Break down larger flows: Divide complex processes into smaller, manageable parts to help GPT-Engineer follow the flow correctly.
Define expected results: Be explicit about the desired outcomes of the test.

Post-creation steps:

Review tests: After generating the tests, review them to ensure they align with your expectations.
Rerun GPT-Engineer if needed: Running GPT-Engineer multiple times on the same prompt can sometimes yield better results, as the output may vary with each run.
Update and refactor: Make sure to update outdated libraries, refactor discouraged methods, and optimize helper functions to ensure all tests pass and meet modern coding standards.

Conclusion: Is GPT-Engineer worth using for test automation?

While GPT-Engineer can significantly streamline test creation, it requires careful guidance. The more specific you are about what needs to be tested and verified, the better the results will be. For those willing to invest the time in crafting detailed test cases, GPT-Engineer can be a valuable tool. However, for less structured formats like mermaid diagrams or BDD scenarios, the tool may fall short, requiring more manual intervention to complete the tests.
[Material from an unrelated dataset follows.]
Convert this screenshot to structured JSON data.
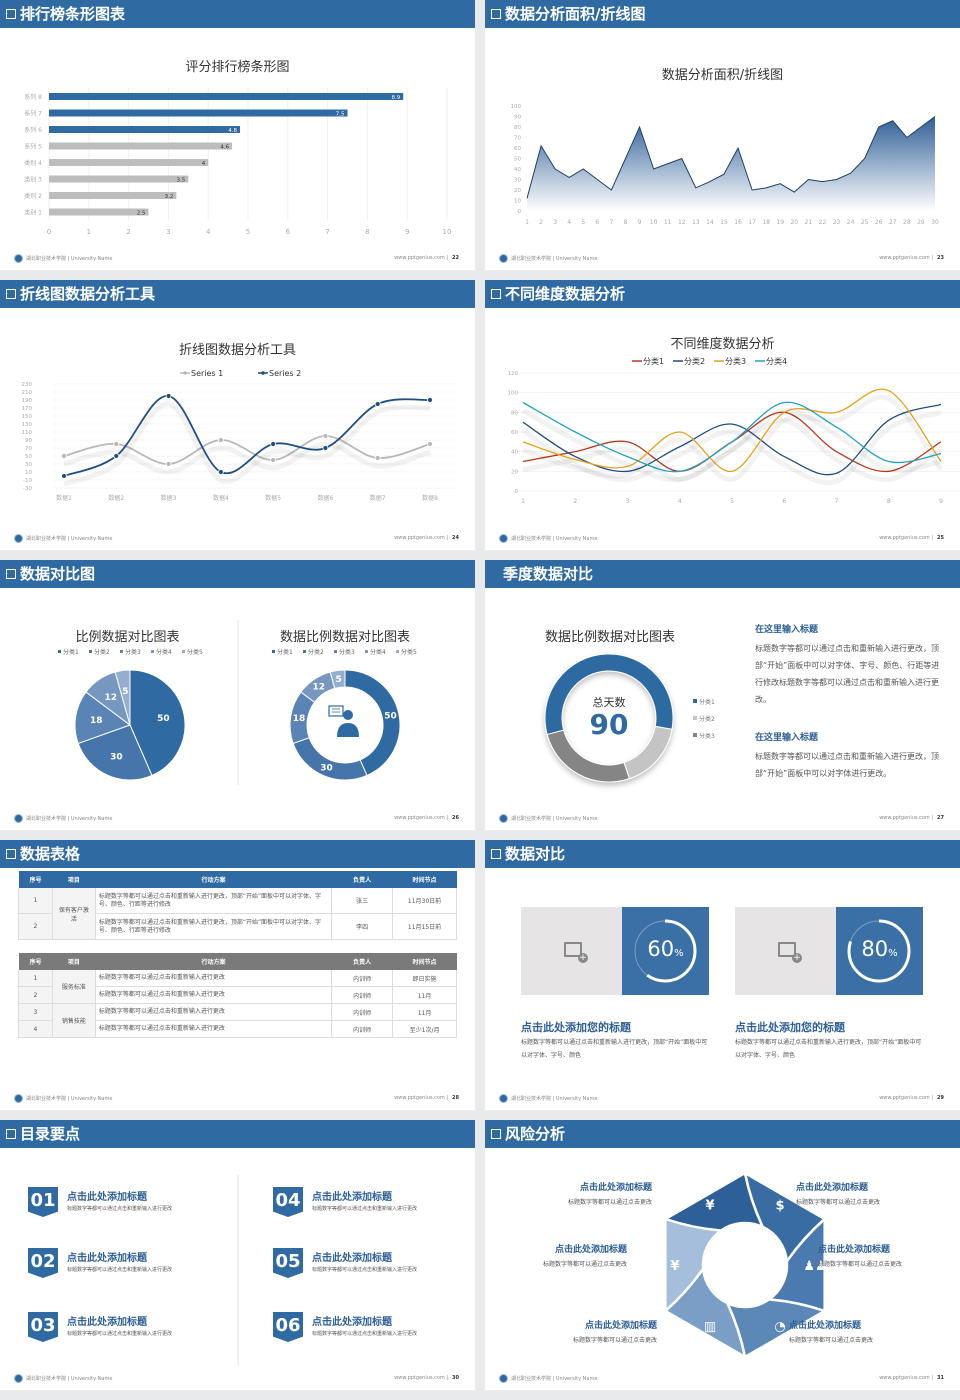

In conclusion, using standard test cases proved to be the most reliable approach for test automationwhen working with GPT-Engineer. However, success with this tool hinges on how precise and detailed the input is. GPT-Engineer doesn’t make assumptions or add extra assertions on its own—it strictly follows the instructions it’s given. As a result, the quality of the generated tests is directly tied to the clarity and thoroughness of the test case definitions.